|
İbrahim Göksungur |
BAKIŞ
AÇISI
Onlar,
nice yapılar inşa ettiler. İnşa ederken, başta ne için
yapmışlardı? Şimdi neye hizmet ediyorlar?
Onlar,
aslında o yapıtları hangi amaçlar için inşa ettiler? Şimdi ne
için kullanıyorlar? Bu heybetli yapıları yerden yükseltirken
neler harcadılar ve neler feda ettiler? Yapılan fedaların bedelini
kimler ödedi; bu yapıları yaptıranlar mı yoksa elleriyle her
taşı yerine koyanlar mı?
Zamanla
inşa ettikleri yapıları nasıl kutsallaştırdılar? Hangi amaçlar
uğruna neleri temsil etmelerini sağladılar?
Özünde
ya taş ve topraktan ibaret, ya da sözlü kavramlardan ibaret somut
veya soyut yapıları, kendi hayatlarında nasıl da taptıkları
varlıklar haline getirdiler. Kendi kendilerine gözlerini başka bir
şey görmez hale getirdiler.
Bakış
açılarını öyle bir hale getirdiler ki, kurtuluşları için
başvurdukları “köşe”de sıkışıp kaldılar. Adeta kendi
sonlarını kendileri hazırladılar ve ardından gelenleri de bu
sona hazırlıyorlar.
Onların
bakış açıları dar. Hayatları da, düşünceleri de,
kendilerinden sonraki nesillerin bakış açılarını da “dar”

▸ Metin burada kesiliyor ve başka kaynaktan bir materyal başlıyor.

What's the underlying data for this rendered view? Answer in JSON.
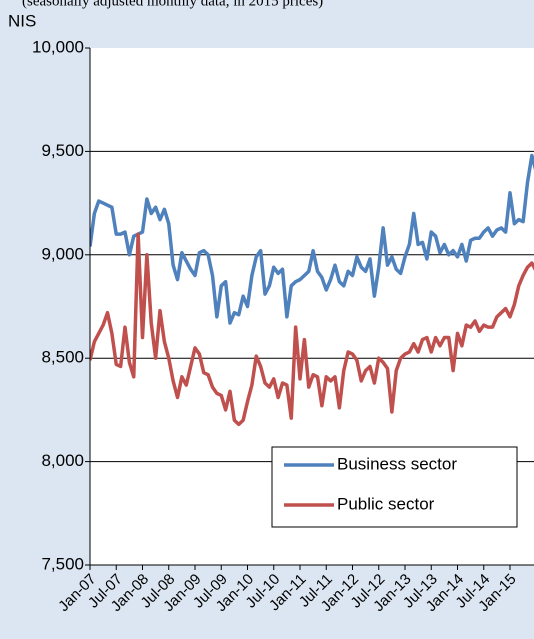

hale getiriyorlar. Oysa, onların önünde öylesine geniş bir dünya
var ki! Ancak, bu dar bakış açısını öyle bir tasvir ediyorlar
ki, birçok kişiyi en engin ufuklar olduğuna inandırıyorlar. Ama
inananlar da neden inanıyor? Acaba buna inanmaya zaten hazırlar mı?
Kendi
benliklerini, kendi zihinlerini esir eden bakış açıları ile
körelttikleri düşünceleri sayesinde, önlerindeki apaçık
yolları ellerinin tersi ile nasıl da iterek yok sayıyorlar. Nasıl
da reddederek tercih edebilecekleri o değerli seçenekleri arasından
siliyorlar. Hayatlarındaki çeşitlilikleri öldürüyorlar, hem de
hiç farkında olmadan bunu yapıyorlar, ya da farkında olmak
istemiyorlar; basit bir hareket ile sırt çeviriyorlar.
Gelecek
nesiller, bugünkü nesillerden öğreniyor. Gelecek nesillerinin
örnek aldıkları insanlar da bu bakış açısına sahip olan
bugünün nesilleri. Onlar da bir önceki nesillerden öğrendiler.
Ancak,
sahip oldukları bakış açılarının inanılmaz bir çekiciliği
bulunuyor. Öylesine inanıyorlar ki yaptıklarına veya
söylediklerine, yüzlerini sanki duvardaki taştan bir delik
içerisine gömerek sergiledikleri o içeridekini görme çabaları
ile çevrelerindekilerde merak uyandırıyorlar. Merakla
çevrelerindekini adeta bir mıknatıs gibi çekiyorlar. Merakla
öğrenmek, öğrenmenin en güçlü yollarından biri... Bu güçlü
yol ile öğrendikleri bakış açısı, o insanların bir ömür
boyunca hayatlarının rotasını çizen yol olacak.
Neye
bakıyorlar? Nereden bakıyorlar? Nasıl bakıyorlar? Neden
bakıyorlar? Neden baktıklarına inanıyorlar? Bu inanma isteği
nereden kaynaklanıyor?
Ya
onların baktıkları ve inandıkları doğru değilse. Hiç
düşünmüyorlar. Hiç sormuyorlar. Aslında kendi yapıtlarından
bakışlarını ayırmayıp ve kendilerini kör etmişler. Baktıkları
şeylerden gözlerini ayırmadan o kadar çok bakmışlar ve o kadar
parlak hale getirmişler ki, zamanla kar körlüğüne kapılmışlar.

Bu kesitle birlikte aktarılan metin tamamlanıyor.